Jen Singer is the author of five books, including the “Stop Second-Guessing Yourself” Guides to parenting (HCI and “You’re a Good Mom (and Your Kids Aren’t So Bad Either)” (Sourcebooks). She is the editor-in-chief of and She has served as a spokesperson for major brands including, Pull-Ups, Microsoft, Purina, SC Johnson, Hershey’s and Coinstar. She has written for or appeared in numerous media outlets, including the Today Show, CBS The Early Show, CNN International, Radio Disney, Newsweek, Parents, American Baby, and many more. She will serve as the keynote speaker for the 40th anniversary ASJA conference. She lives in New Jersey with her family and a soccer ball that rolls around her mini-van’s floor whenever she hits the brakes. For more information, visit

About Theo Pauline Nestor

Author of Writing Is My Drink (Simon & Schuster) and How to Sleep Alone in a King-Size Bed. Learn more about my courses, editing, and coaching at
This entry was posted in Author Interviews, Interviews, More Stuff for Writers. Bookmark the permalink.

7 Responses to Platform Envy? Here’s How Jen Singer Got Over All That

  1. Kiri says:

    “Back when a new author could still get some marketing support from their publishers…” What was that like, Jen? Did you experience it? I’m trying to picture it, but it’s just too dim and far away a notion. 🙂

    Thanks for the great interview. I don’t know if you’re still hanging around but one thing I was wondering is how bloggers prove they have a following. Does anyone ask for your numbers when you are shopping a deal, and if so, how do you prove their real? Because if no one vets them, I might just make some up. 🙂

    • Theo Nestor says:

      I know. What must it have been like to publish in the glory days of, say, 2003?

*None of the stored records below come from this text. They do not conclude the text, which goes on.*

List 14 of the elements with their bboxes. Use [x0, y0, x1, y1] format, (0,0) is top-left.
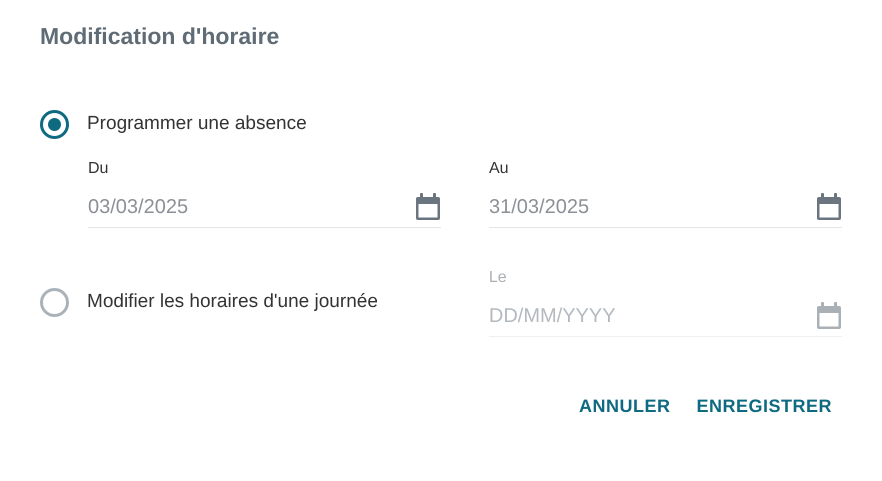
field-label: Le [488, 268, 508, 288]
field-label: Du [88, 159, 110, 179]
dialog-title: Modification d'horaire [40, 22, 280, 51]
dialog-button[interactable]: ANNULER [578, 393, 670, 420]
calendar-icon[interactable] [816, 193, 842, 221]
calendar-icon[interactable] [415, 193, 441, 221]
radio-button[interactable] [40, 288, 69, 317]
dialog-button[interactable]: ENREGISTRER [696, 393, 832, 420]
radio-button[interactable] [40, 110, 69, 139]
field-label: Au [489, 159, 510, 179]
date-field[interactable]: 03/03/2025 [88, 193, 441, 228]
radio-label: Programmer une absence [87, 112, 307, 136]
date-field[interactable]: 31/03/2025 [489, 193, 842, 228]
radio-label: Modifier les horaires d'une journée [87, 290, 378, 314]
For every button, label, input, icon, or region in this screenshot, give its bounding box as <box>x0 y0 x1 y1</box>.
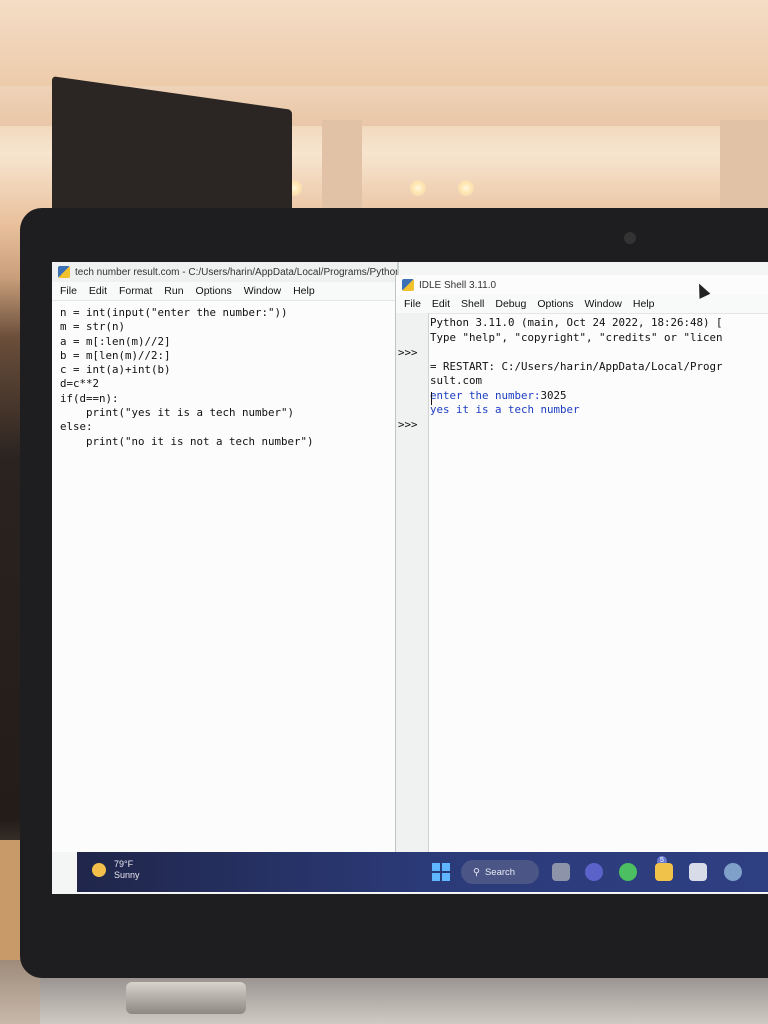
menu-options[interactable]: Options <box>537 298 573 310</box>
windows-start-icon[interactable] <box>432 863 450 881</box>
weather-temperature: 79°F <box>114 859 134 869</box>
shell-prompt: >>> <box>398 346 418 359</box>
shell-window: IDLE Shell 3.11.0 File Edit Shell Debug … <box>395 275 768 873</box>
laptop-hinge <box>126 982 246 1014</box>
taskbar-search[interactable]: ⚲ Search <box>461 860 539 884</box>
code-line: d=c**2 <box>60 377 100 391</box>
store-icon[interactable] <box>689 863 707 881</box>
menu-edit[interactable]: Edit <box>89 285 107 297</box>
menu-help[interactable]: Help <box>633 298 655 310</box>
shell-title: IDLE Shell 3.11.0 <box>419 279 497 291</box>
search-icon: ⚲ <box>473 866 480 878</box>
prompt-gutter: >>> >>> <box>396 313 429 873</box>
python-icon <box>58 266 70 278</box>
laptop-screen: tech number result.com - C:/Users/harin/… <box>52 262 768 894</box>
menu-window[interactable]: Window <box>585 298 622 310</box>
menu-format[interactable]: Format <box>119 285 152 297</box>
menu-options[interactable]: Options <box>196 285 232 297</box>
menu-run[interactable]: Run <box>164 285 183 297</box>
menu-shell[interactable]: Shell <box>461 298 484 310</box>
weather-widget[interactable]: 79°F Sunny <box>92 859 140 881</box>
teams-icon[interactable] <box>585 863 603 881</box>
ceiling-light <box>410 180 426 196</box>
shell-prompt: >>> <box>398 418 418 431</box>
code-line: b = m[len(m)//2:] <box>60 348 171 362</box>
room-pillar <box>720 120 768 215</box>
settings-icon[interactable] <box>724 863 742 881</box>
code-line: m = str(n) <box>60 320 126 334</box>
task-view-icon[interactable] <box>552 863 570 881</box>
menu-debug[interactable]: Debug <box>495 298 526 310</box>
shell-output-area[interactable]: Python 3.11.0 (main, Oct 24 2022, 18:26:… <box>430 316 723 418</box>
search-label: Search <box>484 866 516 878</box>
banner-line: Python 3.11.0 (main, Oct 24 2022, 18:26:… <box>430 316 723 329</box>
file-explorer-icon[interactable] <box>655 863 673 881</box>
code-line: c = int(a)+int(b) <box>60 363 171 377</box>
shell-menubar: File Edit Shell Debug Options Window Hel… <box>396 295 768 314</box>
editor-titlebar[interactable]: tech number result.com - C:/Users/harin/… <box>52 262 397 282</box>
whatsapp-icon[interactable] <box>619 863 637 881</box>
python-icon <box>402 279 414 291</box>
code-line: n = int(input("enter the number:")) <box>60 306 288 319</box>
code-line: else: <box>60 420 93 434</box>
room-pillar <box>322 120 362 215</box>
editor-menubar: File Edit Format Run Options Window Help <box>52 282 397 301</box>
code-line: print("no it is not a tech number") <box>60 434 314 448</box>
sun-icon <box>92 863 106 877</box>
program-output: yes it is a tech number <box>430 403 580 416</box>
webcam <box>624 232 636 244</box>
code-line: if(d==n): <box>60 391 119 405</box>
menu-edit[interactable]: Edit <box>432 298 450 310</box>
input-value: 3025 <box>540 388 567 402</box>
menu-help[interactable]: Help <box>293 285 315 297</box>
ceiling-light <box>458 180 474 196</box>
menu-window[interactable]: Window <box>244 285 281 297</box>
input-prompt: enter the number: <box>430 388 541 402</box>
editor-window: tech number result.com - C:/Users/harin/… <box>52 262 399 852</box>
code-line: a = m[:len(m)//2] <box>60 334 171 348</box>
weather-condition: Sunny <box>114 870 140 880</box>
taskbar: 79°F Sunny ⚲ Search 5 <box>77 852 768 892</box>
menu-file[interactable]: File <box>404 298 421 310</box>
restart-line: = RESTART: C:/Users/harin/AppData/Local/… <box>430 359 723 373</box>
code-line: print("yes it is a tech number") <box>60 406 295 420</box>
text-cursor <box>431 392 432 405</box>
banner-line: Type "help", "copyright", "credits" or "… <box>430 330 723 344</box>
menu-file[interactable]: File <box>60 285 77 297</box>
code-area[interactable]: n = int(input("enter the number:")) m = s… <box>52 301 397 449</box>
editor-title: tech number result.com - C:/Users/harin/… <box>75 266 397 278</box>
restart-line: sult.com <box>430 374 483 387</box>
shell-titlebar[interactable]: IDLE Shell 3.11.0 <box>396 275 768 295</box>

      I’ve also wondered about how proof of the traffic numbers is acquired by publishers.

  2. Kiri says:

    I meant “they’re.” Was just testing y’all. 😉

  3. Platform is fungible. You need followers/an audience/credibility — and, yes, it needs to be national and substantial if you want to publish commercially. But we all have our our audiences and they do not need to be as Big and Fancy as some people would like you to believe.

    A smart publisher is also aware of the potential readership for your book(s) and their subjects…My new memoir is about working retail which has 15 m people working in it in America. My “platform” was merely working at a store as an associate, but the book is already finding all sorts of new fans among high-level retail folks, which is creating a larger platform I hadn’t necessarily anticipated.

  4. Jen Singer says:

    There are all sorts of metrics for publishers to measure. They can check your Alexa ranking or your rankings, but I find those to be misleading unless you go through the trouble of massaging them. (For example, Alexa measures how many people who have downloaded the Alexa toolbar who came to your site.)

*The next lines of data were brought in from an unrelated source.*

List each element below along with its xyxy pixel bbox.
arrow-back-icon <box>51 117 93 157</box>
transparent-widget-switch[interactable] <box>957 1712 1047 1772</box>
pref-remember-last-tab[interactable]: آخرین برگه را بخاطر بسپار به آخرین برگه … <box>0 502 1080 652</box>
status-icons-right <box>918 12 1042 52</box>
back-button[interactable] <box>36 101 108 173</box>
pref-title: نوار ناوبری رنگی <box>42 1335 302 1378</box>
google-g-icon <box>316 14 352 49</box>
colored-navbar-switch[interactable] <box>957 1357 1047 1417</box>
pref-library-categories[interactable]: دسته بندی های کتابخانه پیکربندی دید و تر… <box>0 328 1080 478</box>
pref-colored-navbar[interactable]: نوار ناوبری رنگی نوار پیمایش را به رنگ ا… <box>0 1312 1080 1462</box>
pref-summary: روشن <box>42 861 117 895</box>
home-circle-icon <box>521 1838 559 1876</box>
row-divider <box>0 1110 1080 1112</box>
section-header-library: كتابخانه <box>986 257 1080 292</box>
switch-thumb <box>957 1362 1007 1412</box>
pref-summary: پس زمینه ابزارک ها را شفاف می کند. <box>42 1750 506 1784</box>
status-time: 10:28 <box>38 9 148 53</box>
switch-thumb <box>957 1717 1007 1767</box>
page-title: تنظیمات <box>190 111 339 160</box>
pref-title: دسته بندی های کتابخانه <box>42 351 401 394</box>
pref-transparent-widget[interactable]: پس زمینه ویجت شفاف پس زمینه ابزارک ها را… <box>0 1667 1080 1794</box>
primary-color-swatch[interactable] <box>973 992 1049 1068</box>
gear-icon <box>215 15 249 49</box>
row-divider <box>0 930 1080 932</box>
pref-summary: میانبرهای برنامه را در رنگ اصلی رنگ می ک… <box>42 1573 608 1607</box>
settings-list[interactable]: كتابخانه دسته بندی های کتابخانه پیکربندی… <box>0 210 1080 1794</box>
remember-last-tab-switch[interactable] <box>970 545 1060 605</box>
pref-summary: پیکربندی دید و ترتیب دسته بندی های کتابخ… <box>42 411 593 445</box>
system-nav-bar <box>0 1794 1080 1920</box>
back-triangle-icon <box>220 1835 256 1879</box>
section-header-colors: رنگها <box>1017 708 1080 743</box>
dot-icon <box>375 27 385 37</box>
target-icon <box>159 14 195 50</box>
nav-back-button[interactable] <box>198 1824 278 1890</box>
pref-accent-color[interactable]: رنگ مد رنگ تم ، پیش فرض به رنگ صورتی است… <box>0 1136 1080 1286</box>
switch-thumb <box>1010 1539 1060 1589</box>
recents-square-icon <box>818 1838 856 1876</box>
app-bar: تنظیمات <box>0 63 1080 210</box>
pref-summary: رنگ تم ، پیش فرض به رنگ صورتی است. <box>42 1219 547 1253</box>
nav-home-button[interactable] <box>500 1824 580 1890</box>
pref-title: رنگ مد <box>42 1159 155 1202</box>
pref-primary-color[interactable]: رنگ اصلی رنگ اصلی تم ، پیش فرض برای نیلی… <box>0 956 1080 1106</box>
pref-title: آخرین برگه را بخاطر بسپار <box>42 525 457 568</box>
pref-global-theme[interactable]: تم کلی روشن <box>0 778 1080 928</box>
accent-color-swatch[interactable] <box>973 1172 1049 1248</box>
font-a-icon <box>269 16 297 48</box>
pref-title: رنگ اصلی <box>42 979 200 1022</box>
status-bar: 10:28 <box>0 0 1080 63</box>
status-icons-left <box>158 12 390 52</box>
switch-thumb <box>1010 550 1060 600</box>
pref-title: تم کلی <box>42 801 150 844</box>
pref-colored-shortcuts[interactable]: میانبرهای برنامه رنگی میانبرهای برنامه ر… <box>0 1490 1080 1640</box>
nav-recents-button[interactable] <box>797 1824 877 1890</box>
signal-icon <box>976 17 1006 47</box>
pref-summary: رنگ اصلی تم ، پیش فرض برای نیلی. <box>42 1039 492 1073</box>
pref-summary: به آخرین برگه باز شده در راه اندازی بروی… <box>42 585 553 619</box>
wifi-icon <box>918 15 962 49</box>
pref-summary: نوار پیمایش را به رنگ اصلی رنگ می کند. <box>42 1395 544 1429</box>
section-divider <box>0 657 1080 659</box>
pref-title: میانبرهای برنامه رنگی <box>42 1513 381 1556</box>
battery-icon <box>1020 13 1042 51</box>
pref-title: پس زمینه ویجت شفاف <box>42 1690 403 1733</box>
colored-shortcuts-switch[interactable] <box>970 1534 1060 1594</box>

    Instead, I take a screen shot of my server company’s stats and send them over, along with my Klout score, which measures your social media influence on Twitter and Facebook (but you need to set it up: Also, they can see my Twitter and Facebook (MommaSaid and personal) page followings.
    I agree with the commenter above: numbers matter but not as much as influence and community.

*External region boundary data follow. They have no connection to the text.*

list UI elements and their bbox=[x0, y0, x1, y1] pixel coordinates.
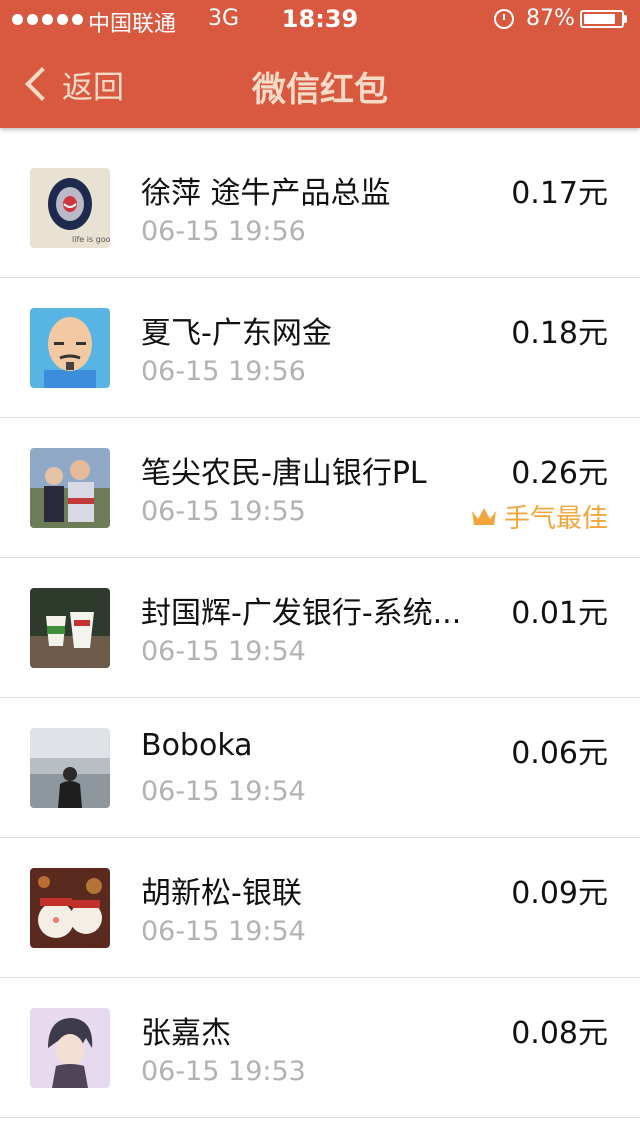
best-luck-badge: 手气最佳 bbox=[470, 498, 608, 535]
list-item[interactable]: 封国辉-广发银行-系统... 06-15 19:54 0.01元 bbox=[0, 558, 640, 698]
sender-name: 胡新松-银联 bbox=[141, 876, 302, 911]
sender-name: 笔尖农民-唐山银行PL bbox=[141, 456, 427, 491]
crown-icon bbox=[471, 507, 496, 525]
amount: 0.01元 bbox=[511, 596, 608, 631]
sender-name: Boboka bbox=[141, 728, 253, 763]
received-time: 06-15 19:55 bbox=[141, 496, 306, 527]
received-time: 06-15 19:56 bbox=[141, 216, 306, 247]
list-item[interactable]: 张嘉杰 06-15 19:53 0.08元 bbox=[0, 978, 640, 1118]
amount: 0.18元 bbox=[511, 316, 608, 351]
avatar bbox=[30, 868, 110, 948]
avatar: life is good bbox=[30, 168, 110, 248]
received-time: 06-15 19:54 bbox=[141, 916, 306, 947]
amount: 0.17元 bbox=[511, 176, 608, 211]
avatar bbox=[30, 448, 110, 528]
received-time: 06-15 19:54 bbox=[141, 636, 306, 667]
avatar bbox=[30, 1008, 110, 1088]
list-item[interactable]: life is good 徐萍 途牛产品总监 06-15 19:56 0.17元 bbox=[0, 138, 640, 278]
sender-name: 徐萍 途牛产品总监 bbox=[141, 176, 391, 211]
amount: 0.26元 bbox=[511, 456, 608, 491]
red-packet-list: life is good 徐萍 途牛产品总监 06-15 19:56 0.17元… bbox=[0, 138, 640, 1118]
sender-name: 夏飞-广东网金 bbox=[141, 316, 332, 351]
avatar bbox=[30, 728, 110, 808]
list-item[interactable]: 夏飞-广东网金 06-15 19:56 0.18元 bbox=[0, 278, 640, 418]
received-time: 06-15 19:56 bbox=[141, 356, 306, 387]
page-title: 微信红包 bbox=[252, 70, 388, 110]
amount: 0.06元 bbox=[511, 736, 608, 771]
battery-tip bbox=[624, 15, 627, 23]
battery-icon bbox=[580, 10, 624, 28]
status-bar: 中国联通 3G 18:39 87% bbox=[0, 0, 640, 40]
sender-name: 张嘉杰 bbox=[141, 1016, 231, 1051]
avatar bbox=[30, 588, 110, 668]
list-item[interactable]: Boboka 06-15 19:54 0.06元 bbox=[0, 698, 640, 838]
svg-text:life is good: life is good bbox=[72, 235, 110, 244]
sender-name: 封国辉-广发银行-系统... bbox=[141, 596, 462, 631]
received-time: 06-15 19:53 bbox=[141, 1056, 306, 1087]
best-luck-label: 手气最佳 bbox=[503, 504, 608, 534]
list-item[interactable]: 胡新松-银联 06-15 19:54 0.09元 bbox=[0, 838, 640, 978]
amount: 0.08元 bbox=[511, 1016, 608, 1051]
received-time: 06-15 19:54 bbox=[141, 776, 306, 807]
battery-percent: 87% bbox=[526, 6, 575, 31]
amount: 0.09元 bbox=[511, 876, 608, 911]
list-item[interactable]: 笔尖农民-唐山银行PL 06-15 19:55 0.26元 手气最佳 bbox=[0, 418, 640, 558]
avatar bbox=[30, 308, 110, 388]
nav-header: 中国联通 3G 18:39 87% 返回 微信红包 bbox=[0, 0, 640, 128]
alarm-icon bbox=[494, 9, 514, 29]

  5. Thanks for this great information — I just started blogging a couple months ago and this is the first I’ve heard about a “platform”! I better get crackin’!

  6. Jen Singer says:

    Yes, publishers do vet traffic information, as well as Twitter followers and Facebook fans. I supplied a screenshot of my web stats to my publisher, because my server company has the most accurate numbers compared to an Alexa or Compete, for instance.

    Klout is another good measurement of social meda influence, because it goes beyond the numbers and into how much influence you have. If, for instance, you have 70,000 followers online but little engagement, how can you be sure you’re influential enough to sell them books compared to someone with 8,000 followers and a high influence score.

    I just got back from Mom 2.0, where the new thinking is that influence is more important than metrics. Whether publishing will catch up to that idea any time soon is another issue.

    Thanks, Theo, for a great interview.